Bigger picture, Ben Sulayem said switching to a less-complicated V8 will encourage other teams to begin building their own engines—”We’re talking about easier to build, cheaper, and reliable units… really, it is a no-brainer.”—swelling the manufacturer ranks, further reducing the number of teams who depend on their competitors’ technology to participate in the sport. He then pointed to McLaren as a prime example.

“I believe that when we introduce it, I feel that even McLaren will do their own engine. They wouldn’t be going to others, because [the reason] why they are going to others is because it is a complicated power unit. They say, ‘We better go and buy what is available, than introduce [our] new engine.’ We [the FIA] says, these are the rules; we just put a ceiling for them, and make sure the teams don’t exceed in the R&D, except what is allocated to them with the cost cap,” he added.
This makes a lot of sense in theory, but whether McLaren Racing has any desire or capacity to build its own F1 power unit remains to be seen. Sure, McLaren Automotive already has some of the world’s best high-performance V8s, all of them turbocharged. And McLaren hasn’t exactly been happy with how Mercedes has been treating them as a customer, feeling they were left with unanswered questions about the power unit’s performance while Mercedes dominated the first few races of the season.

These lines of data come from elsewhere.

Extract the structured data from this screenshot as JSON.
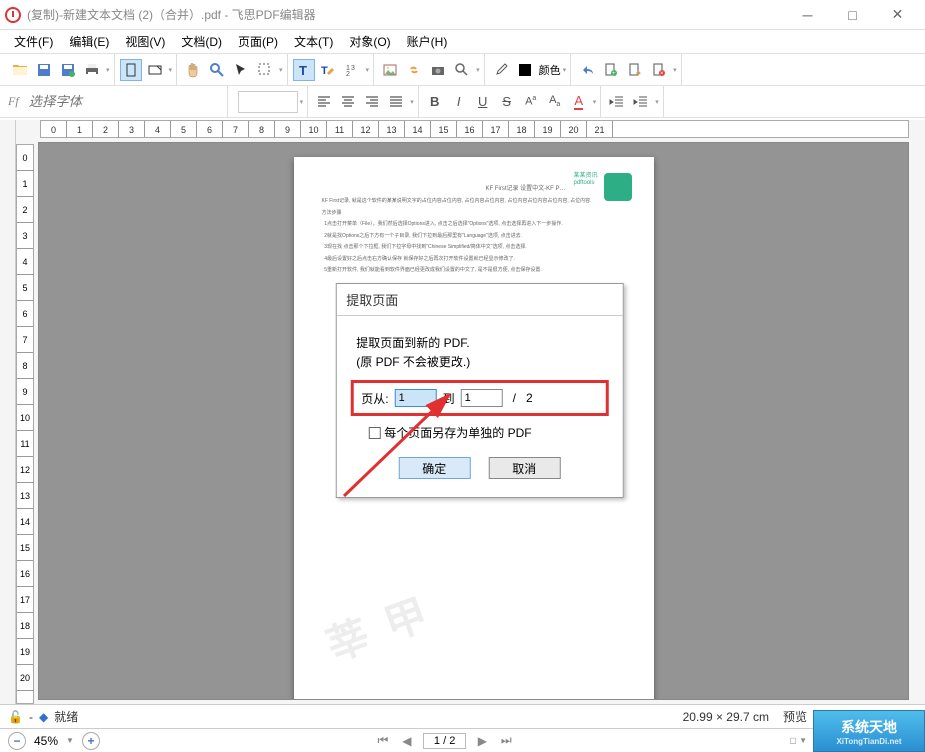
{
  "window": {
    "title": "(复制)-新建文本文档 (2)（合并）.pdf - 飞思PDF编辑器"
  },
  "menu": {
    "file": "文件(F)",
    "edit": "编辑(E)",
    "view": "视图(V)",
    "document": "文档(D)",
    "page": "页面(P)",
    "text": "文本(T)",
    "object": "对象(O)",
    "account": "账户(H)"
  },
  "toolbar": {
    "font_placeholder": "选择字体",
    "color_label": "颜色"
  },
  "ruler_h": [
    "0",
    "1",
    "2",
    "3",
    "4",
    "5",
    "6",
    "7",
    "8",
    "9",
    "10",
    "11",
    "12",
    "13",
    "14",
    "15",
    "16",
    "17",
    "18",
    "19",
    "20",
    "21"
  ],
  "ruler_v": [
    "0",
    "1",
    "2",
    "3",
    "4",
    "5",
    "6",
    "7",
    "8",
    "9",
    "10",
    "11",
    "12",
    "13",
    "14",
    "15",
    "16",
    "17",
    "18",
    "19",
    "20"
  ],
  "dialog": {
    "title": "提取页面",
    "line1": "提取页面到新的 PDF.",
    "line2": "(原 PDF 不会被更改.)",
    "from_label": "页从:",
    "from_value": "1",
    "to_label": "到",
    "to_value": "1",
    "slash": "/",
    "total": "2",
    "checkbox_label": "每个页面另存为单独的 PDF",
    "ok": "确定",
    "cancel": "取消"
  },
  "status": {
    "ready": "就绪",
    "dimensions": "20.99 × 29.7 cm",
    "preview": "预览"
  },
  "zoom": {
    "percent": "45%",
    "page": "1 / 2"
  },
  "brand": {
    "cn": "系统天地",
    "en": "XiTongTianDi.net"
  }
}
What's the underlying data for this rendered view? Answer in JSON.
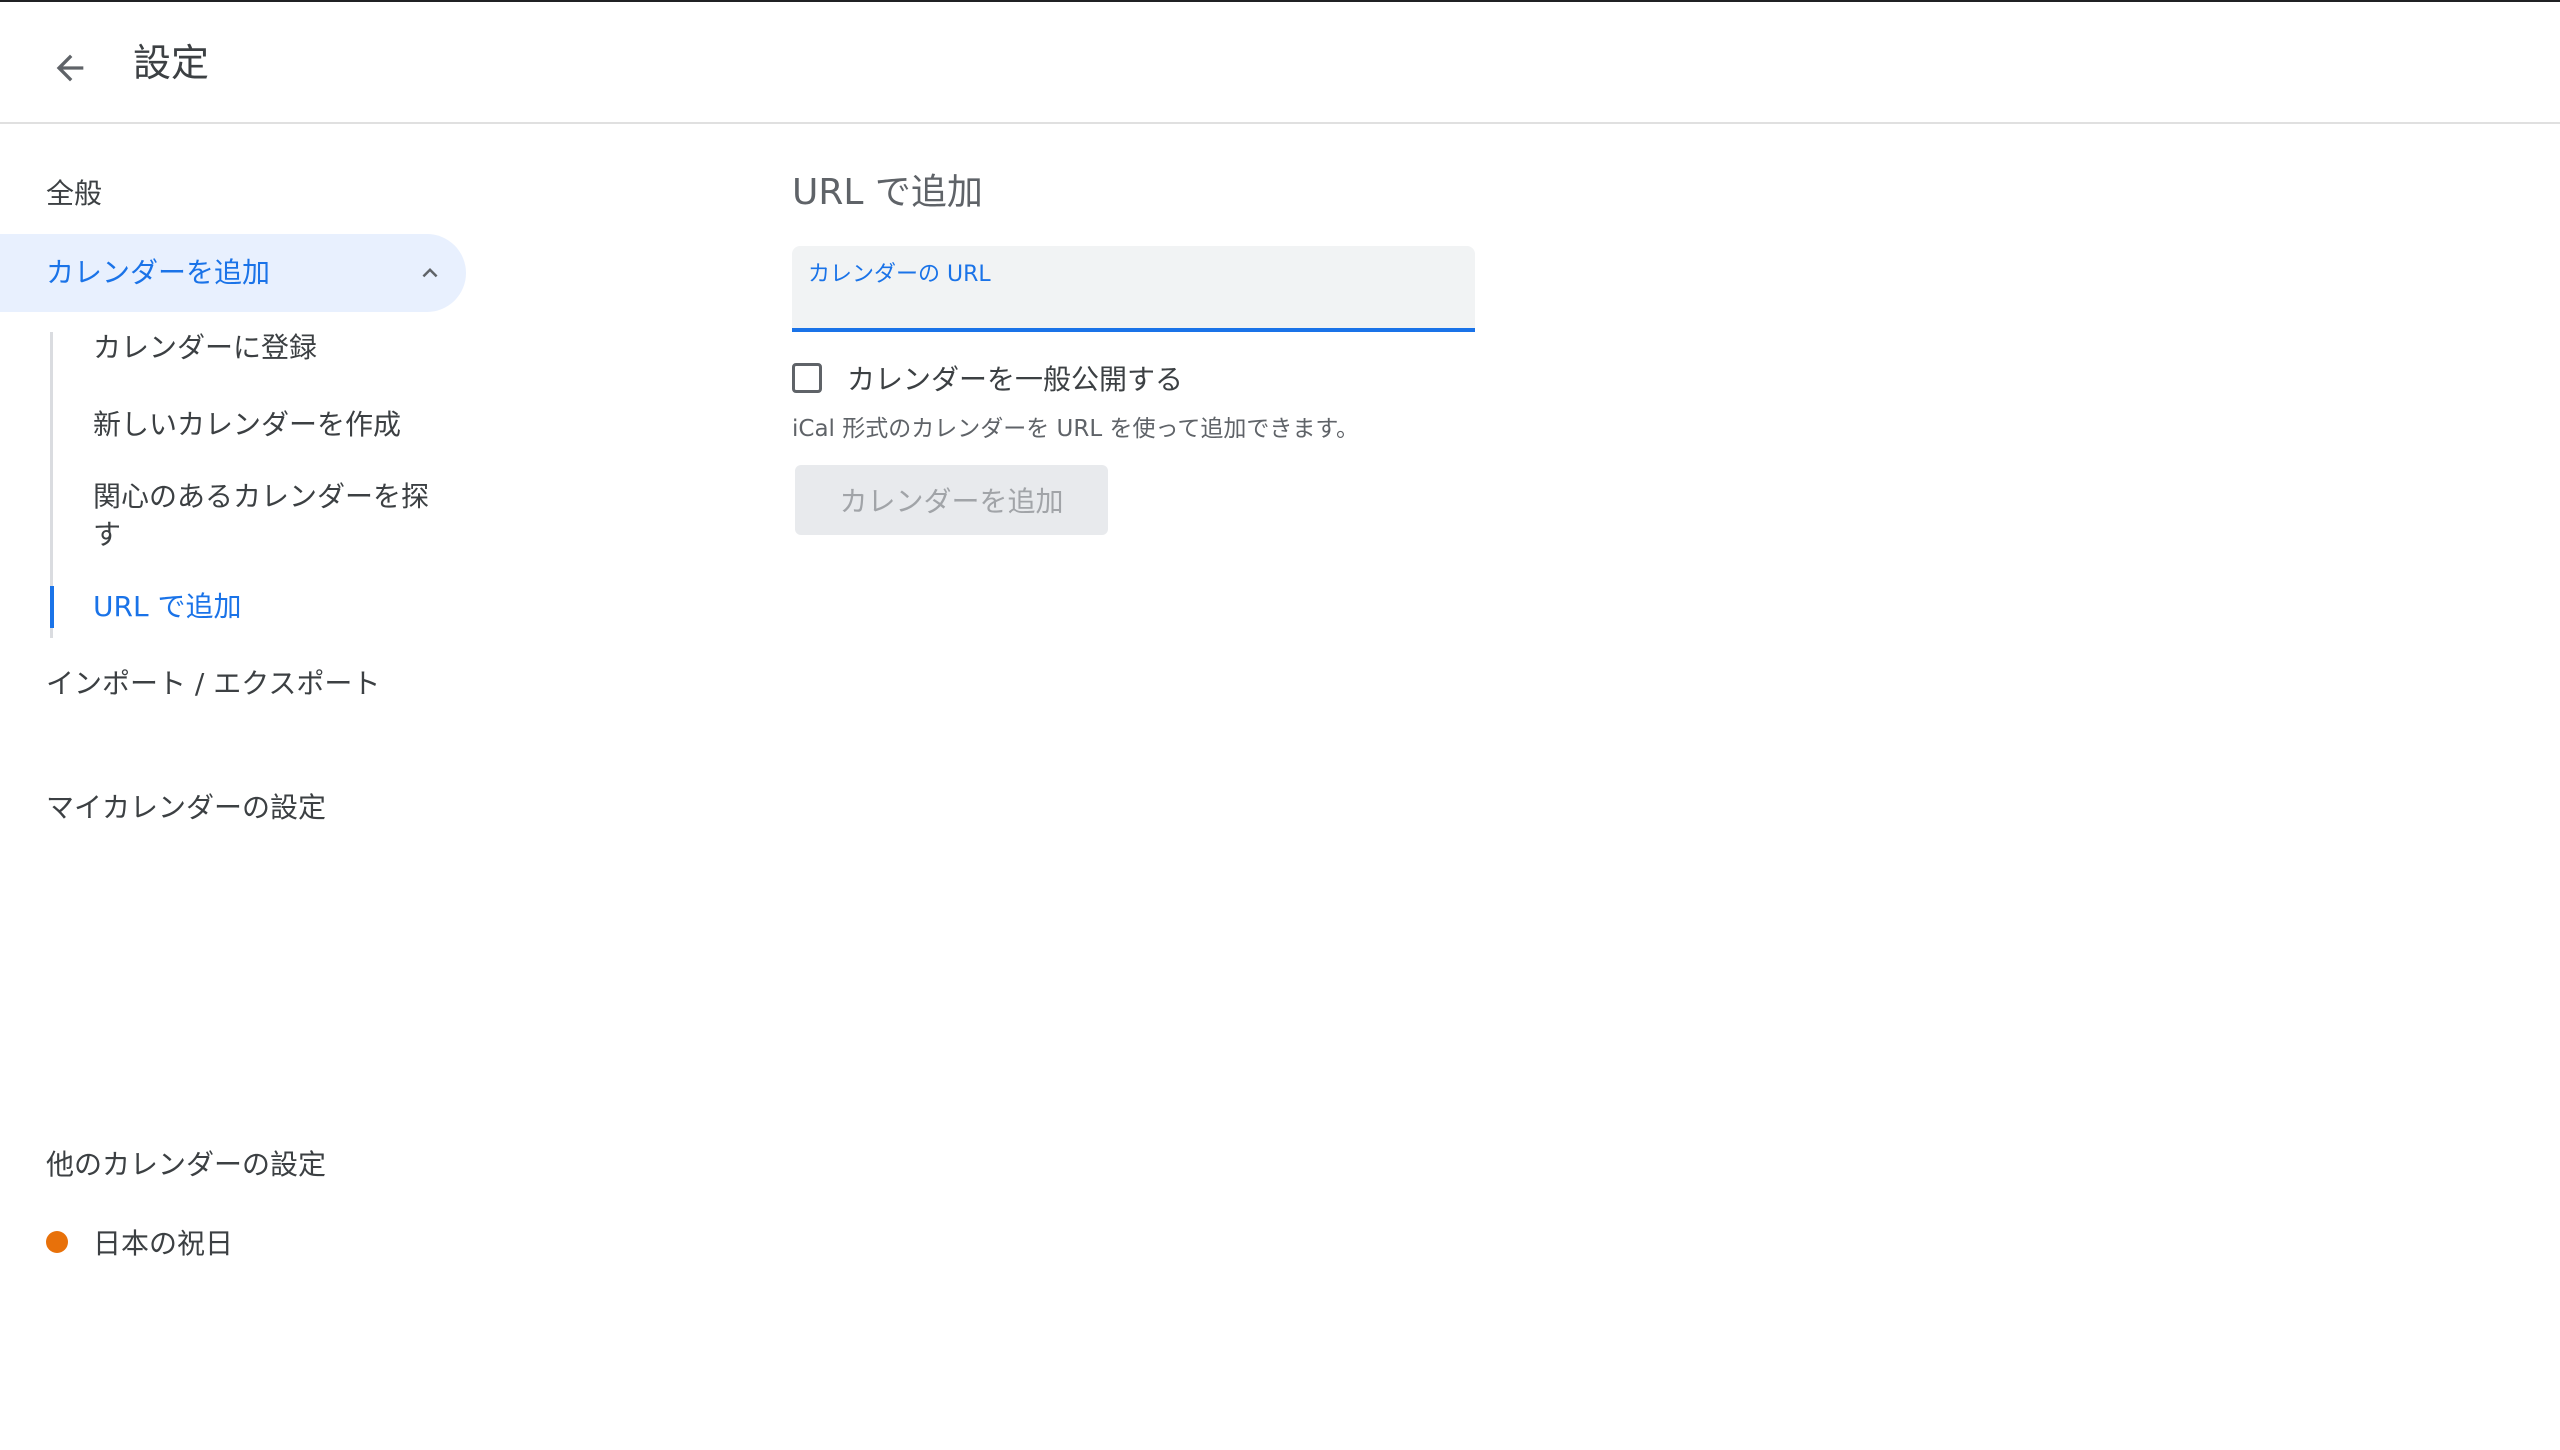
{
  "header": {
    "title": "設定",
    "back_icon": "arrow-back-icon"
  },
  "sidebar": {
    "general": "全般",
    "add_calendar": {
      "label": "カレンダーを追加",
      "expanded": true,
      "items": [
        {
          "label": "カレンダーに登録",
          "active": false
        },
        {
          "label": "新しいカレンダーを作成",
          "active": false
        },
        {
          "label": "関心のあるカレンダーを探す",
          "active": false
        },
        {
          "label": "URL で追加",
          "active": true
        }
      ]
    },
    "import_export": "インポート / エクスポート",
    "my_calendars_title": "マイカレンダーの設定",
    "other_calendars_title": "他のカレンダーの設定",
    "other_calendars": [
      {
        "label": "日本の祝日",
        "color": "#e8710a"
      }
    ]
  },
  "main": {
    "heading": "URL で追加",
    "url_field": {
      "label": "カレンダーの URL",
      "value": ""
    },
    "public_checkbox": {
      "label": "カレンダーを一般公開する",
      "checked": false
    },
    "helper": "iCal 形式のカレンダーを URL を使って追加できます。",
    "add_button": "カレンダーを追加",
    "add_button_enabled": false
  },
  "colors": {
    "accent": "#1a73e8",
    "active_bg": "#e8f0fe",
    "holiday_dot": "#e8710a"
  }
}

Regardless, this is shaping up to be a massive departure for F1 powertrains—so massive, you might think that Ben Sulayem is just off on another wild tangent, like when he made headlines last year by saying he wanted to bring V10 engines back to F1. This time, however, there’s a lot more evidence that the FIA is dead serious. According to The Detroit News, GM Performance Power Units LLC, the branch dedicated to building the F1 PU before the end of the decade, isn’t just working on the current regulations’ electrified V6; it’s also apparently working on “a V8 engine powered by sustainable fuels.”

However it plays out, Ben Sulayem kept going back to two key points in our conversation: while F1 has a responsibility to figure out what environmentally responsible racing looks like deep into the 21st century, it has to walk that path without alienating its fans, many of whom have made no secret of their complaints about the sound and look of the cars.
“Let’s talk about it in a very simple terms and language: clean air. Let’s not talk about net zero, you know, the normal public doesn’t understand what you mean by net zero. I’m saying safe and cleaner air—that’s a responsibility of the FIA… as a solution, a [V8 hybrid] that is not complicated [would work],” he said.
And what about the drivers? From Lance Stroll, who said on Friday that the current regulations are “destroying” the sport, to Max Verstappen, who’s threatened to retire if things don’t change, the sentiment on the grid has been alarmingly negative. But Ben Sulayem is positive they’ll love the V8s.
“[If] you shrink the car, [have] a lighter car with all of the add-ons that we did for safety, for a driver there’s nothing better than a secure and a lighter car,” he said.